Indonesia memperkenalkan kebijakan perdagangan karbon untuk mengurangi emisi

Presiden Indonesia Joko Widodo berbicara pada pertemuan selama Konferensi Perubahan Iklim PBB (COP26) di Glasgow, Skotlandia, Inggris, 2 November 2021. REUTERS/Yves Herman

JAKARTA, 15 November (Reuters) – Indonesia telah memperkenalkan aturan baru tentang perdagangan karbon untuk membentuk mekanisme pasar guna membantu mencapai target pengurangan gas rumah kaca pada tahun 2030, menurut salinan peraturan yang dilihat oleh Reuters.
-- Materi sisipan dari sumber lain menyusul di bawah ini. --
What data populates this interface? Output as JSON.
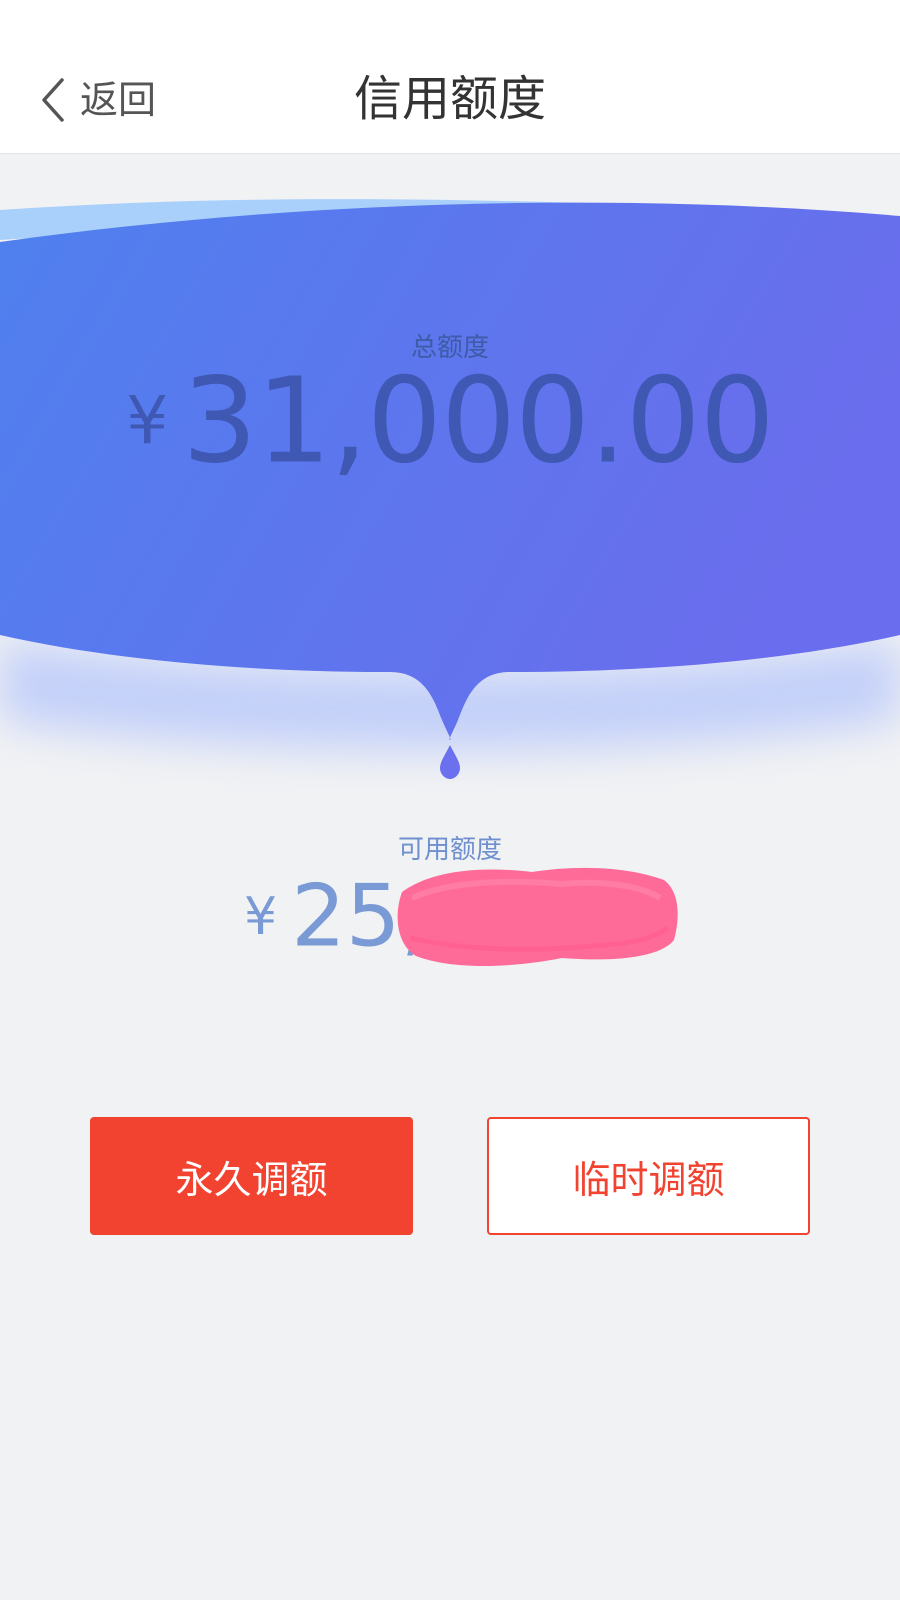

Presiden Joko Widodo menandatangani peraturan, yang disebut “Nilai Ekonomi Karbon” menjelang konferensi COP26 di Glasgow, menurut dokumen itu, yang belum dipublikasikan. Dokumen tersebut telah diverifikasi keasliannya oleh Kementerian Lingkungan Hidup.

Peraturan tersebut memperkenalkan pembayaran berbasis hasil, untuk inisiatif yang menghasilkan pengurangan karbon, sebagai instrumen dalam mekanisme perdagangan karbon, di atas pajak karbon yang disahkan parlemen Indonesia bulan lalu. Baca selengkapnya

Perdagangan karbon akan memiliki sistem cap-and-trade di mana tingkat polusi dibatasi dan kelonggaran dapat diperdagangkan oleh badan usaha di dalam negeri dan lintas batas.

Peraturan tersebut meminta agar bursa dibentuk untuk memfasilitasi perdagangan.

Para pejabat mengatakan pasar karbon yang sepenuhnya matang kemungkinan akan beroperasi pada tahun 2025, tetapi pajak karbon akan mulai berlaku pada bulan April mendatang untuk tingkat polusi di atas batas pada tingkat 30.000 rupiah ($ 2,09) per ton CO2e untuk pembangkit listrik tenaga batu bara.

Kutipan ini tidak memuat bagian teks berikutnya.